Questo progetto strategico si fonda, appunto, su una joint venture di tre delle più grandi compagnie su base continentale, riunite in ACC. Un evidente esempio di come la prospettiva di sviluppo di campioni europei che possano competere con Washington e Pechino rimanga salda nelle menti della classe dominante europea.
E non siamo noi a dirlo, ma lo stesso ministro dell’Economia francese, Bruno Le Maire. A margine dell’inaugurazione dello stabilimento di Douvrin, ha infatti affermato in maniera netta come “l’Euro7 sia inutile”, con il nostro ministro del made in Italy Adolfo Urso che lo ha seguito in questa valutazione.
Per il politico francese sono soldi ed energie sprecati quelli messi su una normativa per gli standard dei motori endotermici, che i produttori statunitensi e cinesi non hanno e che comunque vedranno lo stop nel 2035. Tutti gli investimenti devono andare all’elettrico.
Le Maire ha persino detto che la UE “deve mostrare i muscoli” attraverso dazi per proteggere la propria industria. “Dobbiamo affrontare la sfida cinese che non ci farà nessun regalo soprattutto su auto, aerei e razzi spaziali. Dobbiamo reindustrializzare l’Europa e difendere i nostri campioni, le nostre competenze e i nostri posti di lavoro”.
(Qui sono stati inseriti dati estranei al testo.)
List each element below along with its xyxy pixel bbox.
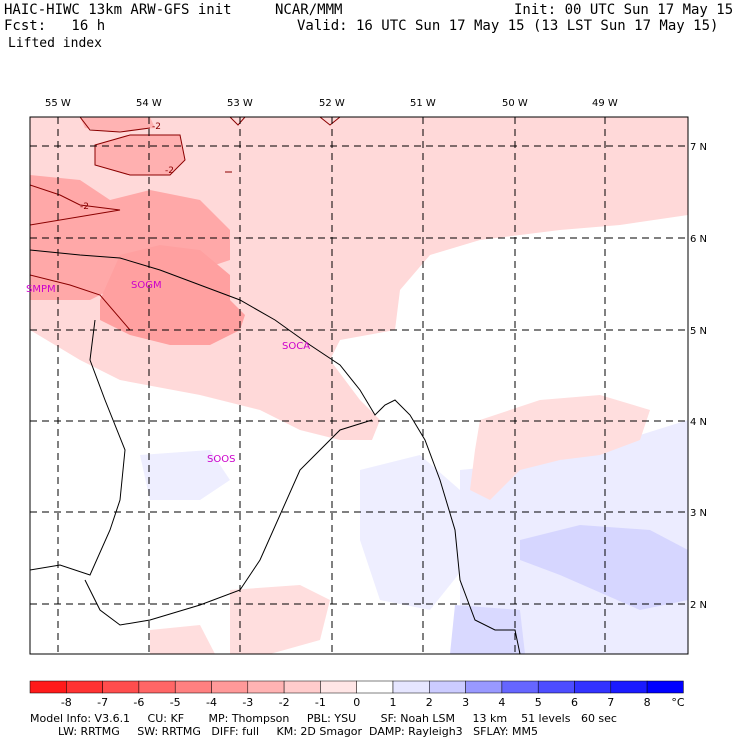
colorbar-tick-label: -3 — [242, 696, 254, 709]
contour-label: -2 — [152, 122, 161, 132]
colorbar-swatch — [646, 680, 684, 694]
colorbar-swatch — [102, 680, 140, 694]
colorbar-swatch — [501, 680, 539, 694]
colorbar-swatch — [320, 680, 357, 694]
lon-label: 51 W — [410, 98, 436, 109]
lat-label: 5 N — [690, 326, 707, 337]
colorbar-swatch — [29, 680, 67, 694]
colorbar-swatch — [211, 680, 249, 694]
station-label: SMPM — [26, 284, 56, 295]
colorbar-tick-label: -8 — [60, 696, 72, 709]
colorbar-tick-label: -2 — [278, 696, 290, 709]
colorbar-swatch — [356, 680, 394, 694]
lat-lon-grid — [30, 117, 688, 654]
colorbar-swatch — [66, 680, 103, 694]
org-label: NCAR/MMM — [275, 2, 343, 18]
colorbar-swatch — [283, 680, 321, 694]
lat-label: 7 N — [690, 142, 707, 153]
colorbar-swatch — [247, 680, 285, 694]
colorbar-tick-label: -1 — [314, 696, 326, 709]
lon-label: 50 W — [502, 98, 528, 109]
forecast-hour: Fcst: 16 h — [4, 18, 106, 34]
lon-label: 52 W — [319, 98, 345, 109]
map-frame — [29, 116, 689, 655]
station-label: SOCA — [282, 341, 310, 352]
contour-label: -2 — [80, 202, 89, 212]
colorbar-swatch — [537, 680, 575, 694]
lat-label: 3 N — [690, 508, 707, 519]
model-title: HAIC-HIWC 13km ARW-GFS init — [4, 2, 232, 18]
colorbar-swatch — [465, 680, 503, 694]
colorbar-tick-label: -4 — [206, 696, 217, 709]
station-label: SOGM — [131, 280, 162, 291]
colorbar-tick-label: 3 — [462, 696, 470, 709]
contour-label: -2 — [165, 166, 174, 176]
contour-lines — [30, 117, 341, 331]
colorbar-swatch — [429, 680, 466, 694]
colorbar-tick-label: 0 — [353, 696, 361, 709]
colorbar-tick-label: -6 — [133, 696, 145, 709]
lon-label: 49 W — [592, 98, 618, 109]
colorbar-tick-label: 6 — [571, 696, 578, 709]
colorbar-tick-label: -7 — [97, 696, 109, 709]
lat-label: 6 N — [690, 234, 707, 245]
colorbar-tick-label: -5 — [169, 696, 181, 709]
colorbar-tick-label: 2 — [425, 696, 433, 709]
colorbar-swatch — [610, 680, 648, 694]
colorbar-tick-label: 7 — [607, 696, 615, 709]
station-label: SOOS — [207, 454, 235, 465]
colorbar-swatch — [392, 680, 430, 694]
model-info-line1: Model Info: V3.6.1 CU: KF MP: Thompson P… — [30, 712, 617, 725]
colorbar-swatch — [174, 680, 212, 694]
colorbar-unit: °C — [671, 696, 685, 709]
colorbar-tick-label: 1 — [389, 696, 397, 709]
lon-label: 54 W — [136, 98, 162, 109]
colorbar-tick-label: 4 — [498, 696, 506, 709]
lat-label: 2 N — [690, 600, 707, 611]
valid-time: Valid: 16 UTC Sun 17 May 15 (13 LST Sun … — [297, 18, 719, 34]
init-time: Init: 00 UTC Sun 17 May 15 — [514, 2, 734, 18]
model-info-line2: LW: RRTMG SW: RRTMG DIFF: full KM: 2D Sm… — [30, 725, 538, 738]
colorbar-swatch — [138, 680, 176, 694]
lat-label: 4 N — [690, 417, 707, 428]
lon-label: 55 W — [45, 98, 71, 109]
lon-label: 53 W — [227, 98, 253, 109]
shaded-field — [30, 117, 688, 654]
field-name: Lifted index — [8, 36, 102, 51]
colorbar — [29, 680, 684, 694]
coastline-borders — [30, 249, 521, 654]
colorbar-tick-label: 8 — [643, 696, 651, 709]
colorbar-swatch — [574, 680, 612, 694]
colorbar-tick-label: 5 — [534, 696, 542, 709]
“Per la prima volta dopo Airbus, l’Europa crea una nuova filiera”. Non è un caso che il ministro d’Oltralpe abbia citato il colosso continentale degli aeromobili, «prototipo» del campione europeo appunto.
In queste parole si legge chiaramente la volontà di legittimare la spinta sull’acceleratore della competizione internazionale attraverso la promessa della crescita dell’occupazione e dei redditi. È la trasposizione di oggi della logica dell’imperialismo, che irretisce alcuni strati dei lavoratori del centro imperialista con condizioni di vita nettamente migliori delle periferie.
Ma oltre al fatto che già nei numeri esposti vediamo che non sarà facile invertire la rotta della deindustrializzazione, il capitale va dove gli conviene. Il numero uno di Stellantis, Carlos Tavares, ha sì detto che si vuole produrre in Europa quasi un quarto delle celle per batterie, ma anche che si prospetta la creazione di altre quattro gigafactory tra Canada e Stati Uniti.
Un intreccio di interessi economici e di contrasti strategici tra cui il Blocco Euroatlantico dovrà giostrarsi per tenere la barra dritta di fronte al – per noi auspicabile – prender piede del mondo multipolare.